Ähnlich sucht auch Gertschs jüngerer Kollege René Wirths , Jahrgang 1967, das Abenteuer der Gegenständlichkeit, auch er lässt das Wohlvertraute fremd erscheinen. Allerdings sind seine Bilder direkter: Er greift sich aus der Warenwelt, was immer ihm gefällt, Liegestuhl, Turnschuh, Brillengestell. Und präsentiert sie mit fast wissenschaftlicher Präzision auf laborkalt-weißem Hintergrund, direkt von vorn oder streng im Profil.

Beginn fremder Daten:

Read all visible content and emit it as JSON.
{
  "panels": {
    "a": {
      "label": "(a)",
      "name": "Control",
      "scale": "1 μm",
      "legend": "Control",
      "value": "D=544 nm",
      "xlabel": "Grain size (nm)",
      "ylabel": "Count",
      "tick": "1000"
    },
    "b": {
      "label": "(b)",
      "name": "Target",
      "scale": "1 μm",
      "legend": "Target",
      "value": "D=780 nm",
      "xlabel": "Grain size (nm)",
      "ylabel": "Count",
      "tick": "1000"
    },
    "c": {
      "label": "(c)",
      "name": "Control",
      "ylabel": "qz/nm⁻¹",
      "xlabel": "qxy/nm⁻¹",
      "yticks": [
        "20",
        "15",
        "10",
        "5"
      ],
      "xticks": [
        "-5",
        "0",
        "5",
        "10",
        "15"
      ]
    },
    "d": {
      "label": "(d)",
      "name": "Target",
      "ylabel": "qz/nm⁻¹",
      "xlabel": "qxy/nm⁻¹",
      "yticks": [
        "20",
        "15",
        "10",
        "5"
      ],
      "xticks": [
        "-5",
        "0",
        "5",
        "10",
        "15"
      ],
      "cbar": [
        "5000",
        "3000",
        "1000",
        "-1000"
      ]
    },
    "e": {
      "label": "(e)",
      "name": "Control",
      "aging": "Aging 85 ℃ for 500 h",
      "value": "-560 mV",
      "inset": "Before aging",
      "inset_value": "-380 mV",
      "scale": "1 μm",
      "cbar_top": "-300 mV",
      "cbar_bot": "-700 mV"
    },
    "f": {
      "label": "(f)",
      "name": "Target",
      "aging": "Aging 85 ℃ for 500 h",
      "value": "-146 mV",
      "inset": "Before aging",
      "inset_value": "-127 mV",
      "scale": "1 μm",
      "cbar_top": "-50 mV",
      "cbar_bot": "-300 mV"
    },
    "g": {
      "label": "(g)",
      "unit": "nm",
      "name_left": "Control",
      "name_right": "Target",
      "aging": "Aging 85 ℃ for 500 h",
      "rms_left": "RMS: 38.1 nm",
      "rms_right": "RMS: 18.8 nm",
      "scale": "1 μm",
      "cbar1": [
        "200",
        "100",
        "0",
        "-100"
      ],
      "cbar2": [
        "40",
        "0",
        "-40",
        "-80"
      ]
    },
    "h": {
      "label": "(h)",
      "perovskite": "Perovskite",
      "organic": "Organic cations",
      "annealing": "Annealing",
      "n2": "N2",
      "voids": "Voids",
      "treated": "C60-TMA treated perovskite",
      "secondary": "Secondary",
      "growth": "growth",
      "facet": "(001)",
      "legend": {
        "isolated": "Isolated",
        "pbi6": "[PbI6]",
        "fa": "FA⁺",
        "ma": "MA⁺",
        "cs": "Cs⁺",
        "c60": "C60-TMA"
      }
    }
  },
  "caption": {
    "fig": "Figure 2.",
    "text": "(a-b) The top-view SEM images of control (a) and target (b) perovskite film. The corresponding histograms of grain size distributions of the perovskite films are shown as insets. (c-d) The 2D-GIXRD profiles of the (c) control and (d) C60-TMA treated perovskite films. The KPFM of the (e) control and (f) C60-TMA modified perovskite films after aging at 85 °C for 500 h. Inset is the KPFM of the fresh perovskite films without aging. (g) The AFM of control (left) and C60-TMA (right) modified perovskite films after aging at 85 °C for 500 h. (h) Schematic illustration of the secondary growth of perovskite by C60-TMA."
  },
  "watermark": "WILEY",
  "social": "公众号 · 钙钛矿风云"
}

Es sind Bilder ohne Tiefe, ohne Handlung, sie zeigen das Ding und sonst nichts. Doch auch hier verliert sich das Objektive der Objekte im Detail, da zeigt sich das Eigen- und Einzigartige, und überraschenderweise entzündet selbst eine gewöhnliche Klorolle unsere Sehlust. Wirths hat sie auf ein Riesenformat gebracht, sodass der Betrachter jeder noch so feinen Papierwelle folgen kann, rund und rund und rund.

Vor allem durch seine Detailliebe verhilft dieser Maler noch den gewöhnlichsten Dingen zu eigener Würde. Er zeigt sie kalt und doch mit Wärme, denn immer tragen sie Spuren gelebten Lebens. Sein Fußball ist zerschlissen, die Farbe platzt vom Leder; die Nähmaschine hat manche Schramme abbekommen; den Halbschuh hat sein Halbschuhdasein arg zerknautscht. Und noch einen Kniff hat sich Wirths einfallen lassen, um die Einzigartigkeit des Austauschbaren vorzuführen: Er schneidet die Keilrahmen individuell zu, sodass sie an allen vier Seiten den gezeigten Küchenstuhl, die Brotscheibe oder die Musikkassette zentimetergenau umfassen. Jedes Bild hat sein Objekt, jedes Objekt das Bild, das wie für es gemacht scheint. Ein fast schon irrealer Realismus, der aus dem Gegenstand tatsächlich ein Gegenüber macht. Wenn wir nicht aufpassen, duzen wir demnächst die Küchenleiter.